El Jim con el que ella creía que debimos habernos casado era el Jim que se largó.
—Mira esto —y Jean me pasó un libro de segunda mano casi intacto, un libro que en su día fue un gran éxito editorial.
—Este libro me dio ganas de vivir y de divertirme —me confesó—. Leí este libro, salí del cascarón y me las arreglé para que un hombre me invitara a salir... Un hombre al que yo le gustaba y que ni siquiera había tenido otra novia.
Jean y yo somos damas de honor. En la cena que tuvimos después del ensayo, la noche anterior a la boda, la novia nos habló en plural. Dijo:
—Habéis ido a noventa dentro de un garaje cerrado. Ahora os vamos a sacar a la carretera.
Por «carretera», la novia no quería decir el Stretchmark. El Stretchmark es algo más que un garaje cerrado.
En el bar de moteros llamado Stretchmark Café, los tipos ruidosos y musculosos ignoran a las strippers y miran de manera lasciva las diapositivas de las choppers que proyectan en las paredes del local. Las chicas arrojan sus camisetas —compradas en Big Wave Dave’s, allá en Laguna— a una silla situada enfrente del escenario. La gata de la casa lleva un collar de color turquesa metalizado y huye de los hijos de las strippers, que están, como es natural, en el camerino, jugando a la Guerra de las Galaxias.
El Stretchmark está enfrente de la tienda de libros de segunda mano. Cada vez que entramos Jean y yo, el camarero se pone a cantar, imitando la voz de Bugs Bunny, aquello de «Sueño con Jeannie, la liebre de pelo castaño claro».

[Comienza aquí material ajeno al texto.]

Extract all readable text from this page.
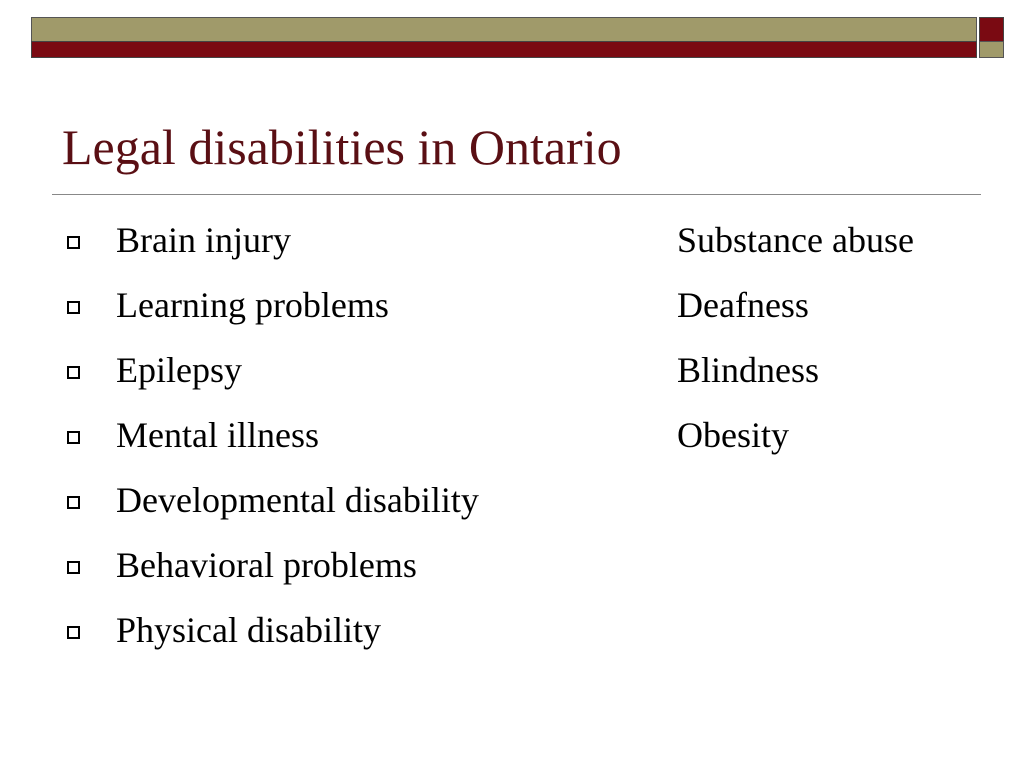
Legal disabilities in Ontario
Brain injury	Substance abuse
Learning problems	Deafness
Epilepsy	Blindness
Mental illness	Obesity
Developmental disability
Behavioral problems
Physical disability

Jean, la palpitación de todo corazón masculino.
El camarero también tiene la chaveta perdida por sor Marianne, la ex monja que se mudó a Phoenix por problemas de salud, pero que volvió sobre sus pasos cuando se enteró de que allí las tarántulas pueden saltar más de tres metros y que algunas de ellas habían aterrizado en la silla de montar de un
caballo.
Sor Marianne, cuando tiene la mente en otra parte, no es consciente del sonido que emite cuando está sentada en la barra, algo así como el sonido intermitente de un aspersor: shstacshstacshstacshstacshstac.
Sor Marianne le tiene echado el ojo al chico de la oficina de correos. Cuando alguien compra sellos, el tipo se restriega el lado adhesivo por el pelo. Dice que el aceite del pelo humano evita que los sellos se peguen entre sí cuando entran en contacto dentro del bolso. Es un consejo práctico, y un gesto que te gusta recordar cuando te dispones a lamer el sello.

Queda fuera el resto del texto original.